Tener la oportunidad de ir a Matsuhisa es disfrutar de una vivencia gastronómica de alta cocina donde el bolsillo también cuenta: el menú degustación estrella Omakase oscila entre los 150 dólares del precio base a los 250 de las opciones más premium, que incluyen corte de wagyu japonés A5. Mientras que para los comensales que optan por un servicio a la carta, el ticket medio oscila entre los 100 y los 200 dólares, dependiendo de la selección de pescados de temporada y el maridaje.
Tras pasar unos años en Perú, donde desarrolló por primera vez lo que se convertiría en su seña de identidad, la fusión de técnicas japonesas con ingredientes peruanos, Nobu Matsuhisa se marchó a Argentina, donde pasó una larga temporada antes de regresar a Japón. En 1977, un amigo le propuso montar un restaurante en Alaska y se instaló en Anchorage.
Sin embargo, un incendio devastó su restaurante y acabó con su sueño de llevar su cocina por el mundo, lo que le sumió en una profunda depresión, que incluso lo llevó a pensar en quitarse la vida. Pero resurgió de las cenizas, consiguió un trabajo en Los Ángeles y volvió a la casilla de salida para comenzar de nuevo. Tras un tiempo y gracias al préstamo de 70.000 dólares de un amigo, abrió Matsuhisa en Beverly Hills, la primera piedra del gran imperio hostelero del que hoy es socio también Robert De Niro.
En una entrevista concedida a ¡HOLA! en 2023, el reconocido chef nos contaba: “Perú me dio muchísima inspiración. La cocina japonesa es sushi: pescado fresco, arroz y salsa de soja. No se utilizan especias, aceite de oliva virgen extra, ajo... La primera vez que fui a Perú me encantó el ceviche. En Japón se come pescado fresco, en sashimi, salsa de soja y wasabi pero en Perú se comen los pescados completamente diferentes. Con más ajo, más chiles, un poco de cilantro, cebolla... y mezclado todo con el pescado crudo. Hace 50 años me sorprendió mucho que el mismo pez se pudiera comer de manera diferente. Y me di cuenta de que cocinar es tener más libertad. Yo hago sashimi con jalapeños y sashimi con chile rocoto, sashimi cocinado con aceite de oliva... Empecé a utilizar ingredientes de otros países combinados con mi cocina y empecé a crear mi propio estilo de cocina Nobu”.

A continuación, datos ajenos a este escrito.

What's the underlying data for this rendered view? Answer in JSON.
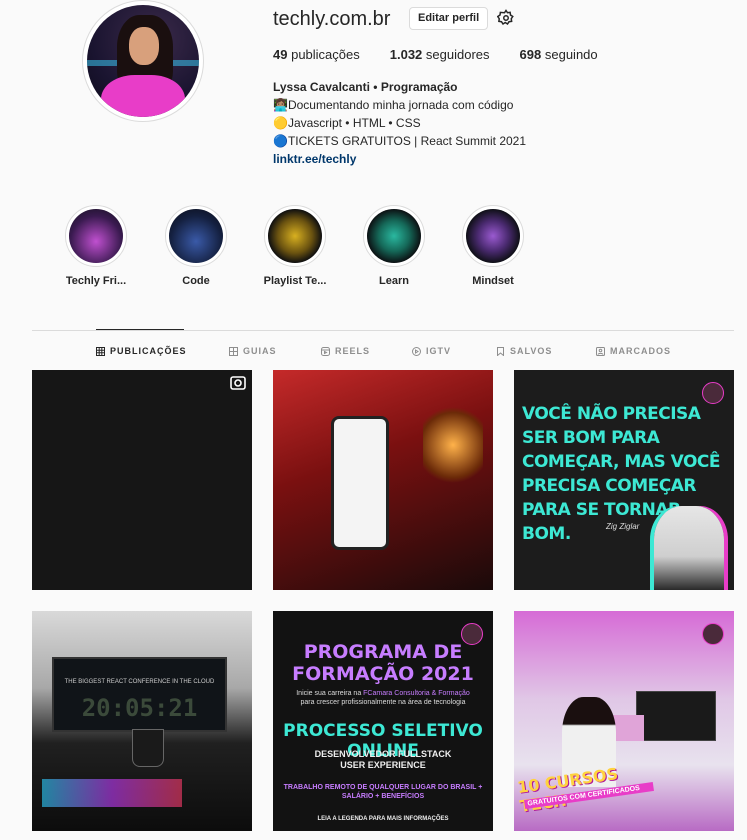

Y así nos contaba su historia el cocinero que ahora cuenta con más de media centena de locales en todo el mundo: “Abrí mi primer restaurante en los Estados Unidos en 1987, en Los Ángeles. En 1994 abrimos en Nueva York y tres años después abrimos Nobu Londres. Abrir estos tres primeros restaurantes fue muy duro, un trabajo enorme. Meses entrenando al equipo, a los chefs... y cuando abrimos en Londres mandé a un par de chefs del equipo de Los Ángeles y otros dos del de Nueva York para que entrenaran a los equipos de allí. Así empezaron a crecer los equipos y la gestión de los mismos. Ahora tenemos equipos en cinco continentes”.
El próximo 1 de septiembre está prevista la inauguración del hotel Nobu en Madrid, en plena calle Alcalá. Me gusta España y Madrid, ciudad que he visitado varias veces y en la que el pescado es muy bueno y, para abrir un Nobu, necesitamos buen pescado. Es la base de nuestro restaurante. Aunque Madrid no tiene mar, tiene el primer mercado de pescado y es muy bueno. Además, tiene mucho turismo”, explicaba también a El País.